Apparently mediocre decisions were made last night. I woke up alone in my own bed with my fridge defrosted.
And I didn't go to bed alone. I am buckets of fail.
and next time when you feel me up, do it right
dude if i could bring that prime piece of meat home, id be the luckiest average-looking girl who ever lived
And then he asked me why the subtitles were in Arabic.
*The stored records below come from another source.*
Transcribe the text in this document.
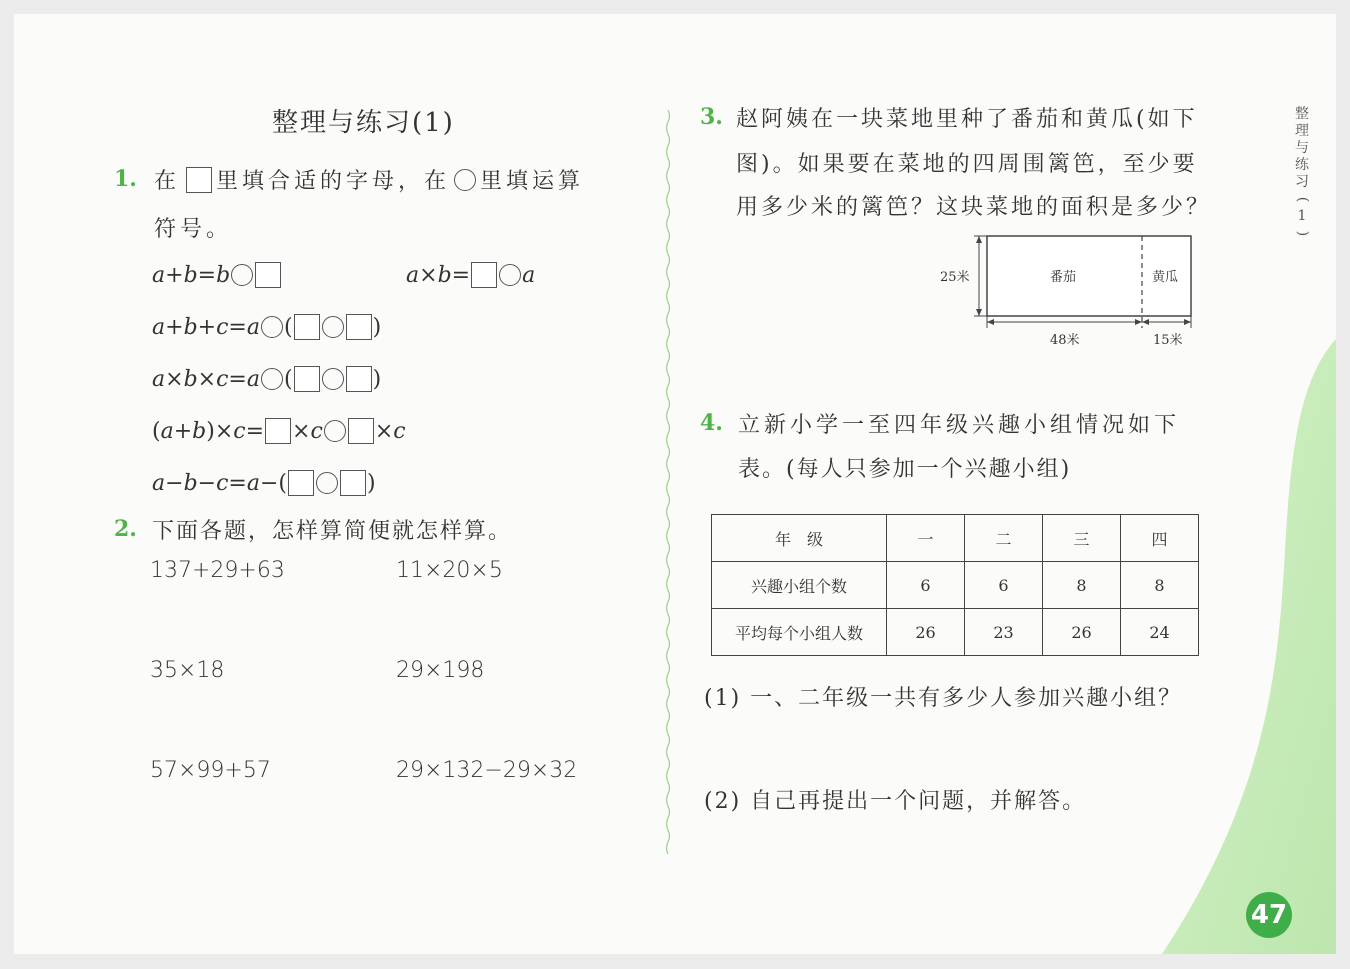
整理与练习(1)
1. 在 里填合适的字母，在 里填运算
符号。
a + b = b	a × b = a
a + b + c = a (	)
a × b × c = a (	)
( a + b ) × c = × c × c
a − b − c = a − (	)
2. 下面各题，怎样算简便就怎样算。
137+29+63	11×20×5
35×18	29×198
57×99+57	29×132−29×32
3. 赵阿姨在一块菜地里种了番茄和黄瓜(如下
图)。如果要在菜地的四周围篱笆，至少要
用多少米的篱笆？这块菜地的面积是多少？
25米	番茄	黄瓜
48米	15米
4. 立新小学一至四年级兴趣小组情况如下
表。(每人只参加一个兴趣小组)
年　级	一	二	三	四
兴趣小组个数	6	6	8	8
平均每个小组人数	26	23	26	24
(1) 一、二年级一共有多少人参加兴趣小组？
(2) 自己再提出一个问题，并解答。
整
理
与
练
习
(
1
)
47
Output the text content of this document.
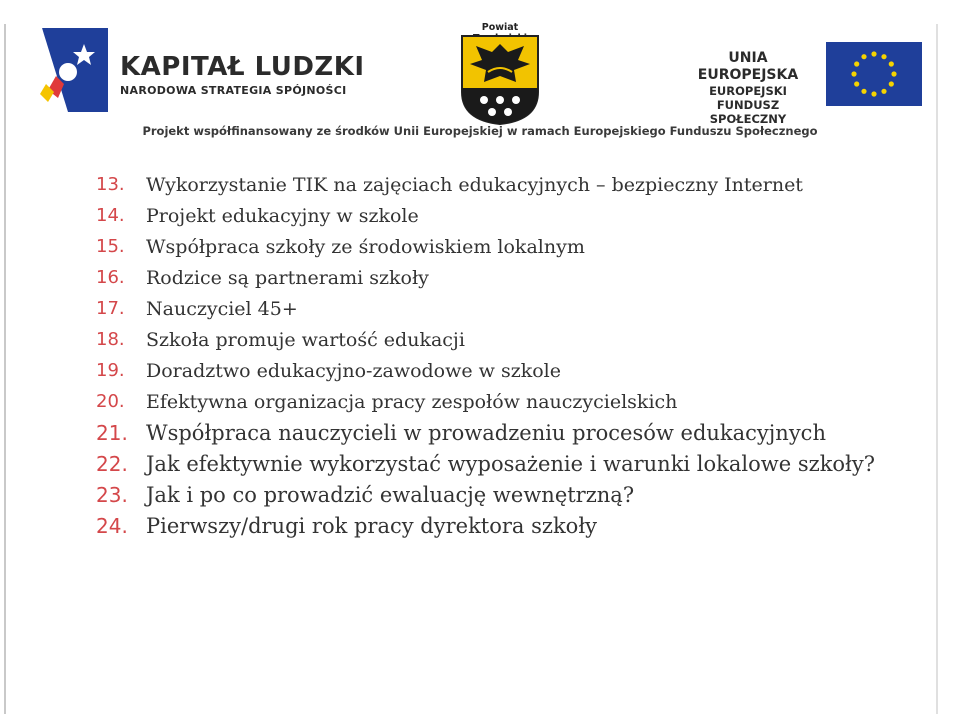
KAPITAŁ LUDZKI
NARODOWA STRATEGIA SPÓJNOŚCI
Powiat
UNIA EUROPEJSKA
EUROPEJSKI
FUNDUSZ SPOŁECZNY
Projekt współfinansowany ze środków Unii Europejskiej w ramach Europejskiego Funduszu Społecznego
13.	Wykorzystanie TIK na zajęciach edukacyjnych – bezpieczny Internet
14.	Projekt edukacyjny w szkole
15.	Współpraca szkoły ze środowiskiem lokalnym
16.	Rodzice są partnerami szkoły
17.	Nauczyciel 45+
18.	Szkoła promuje wartość edukacji
19.	Doradztwo edukacyjno-zawodowe w szkole
20.	Efektywna organizacja pracy zespołów nauczycielskich
21. Współpraca nauczycieli w prowadzeniu procesów edukacyjnych
22. Jak efektywnie wykorzystać wyposażenie i warunki lokalowe szkoły?
23. Jak i po co prowadzić ewaluację wewnętrzną?
24. Pierwszy/drugi rok pracy dyrektora szkoły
The television was off.
she did the YMCA with her lgs... i think she forgot she wasnt wearing any underwear
He grabbed every salt shaker in the apartment and we haven't seen him since. He really really doesn't want to shovel snow anymore.
we bribed her with croutons and jello shots.
Dude it was a mini horse. It obviously only eats mini things.
I hear youre working today. To keep you entertained, ive compiled a list of condiments that my dick has NOT been slathered in since last Friday: Relish, and raspberry jam. That's right.
if I was any more soft right now, my penis would be a liquid
How can I politely yet provocatively ask you for a cock shot?
I've been called an asshole for a lot of things in my life, but I never thought it would be because of potatoes
Riddle me this: I can stream porn just fine but try and watch my college class and nooo it won't work
Be there in 4 minutes
I walked outside and found some random guy passed out on our front porch. We managed to acquire the 12 pack of lagers he had so it's all good.
I know you would. And one day, we'll have a moment where i'll verbally assault a stranger for you.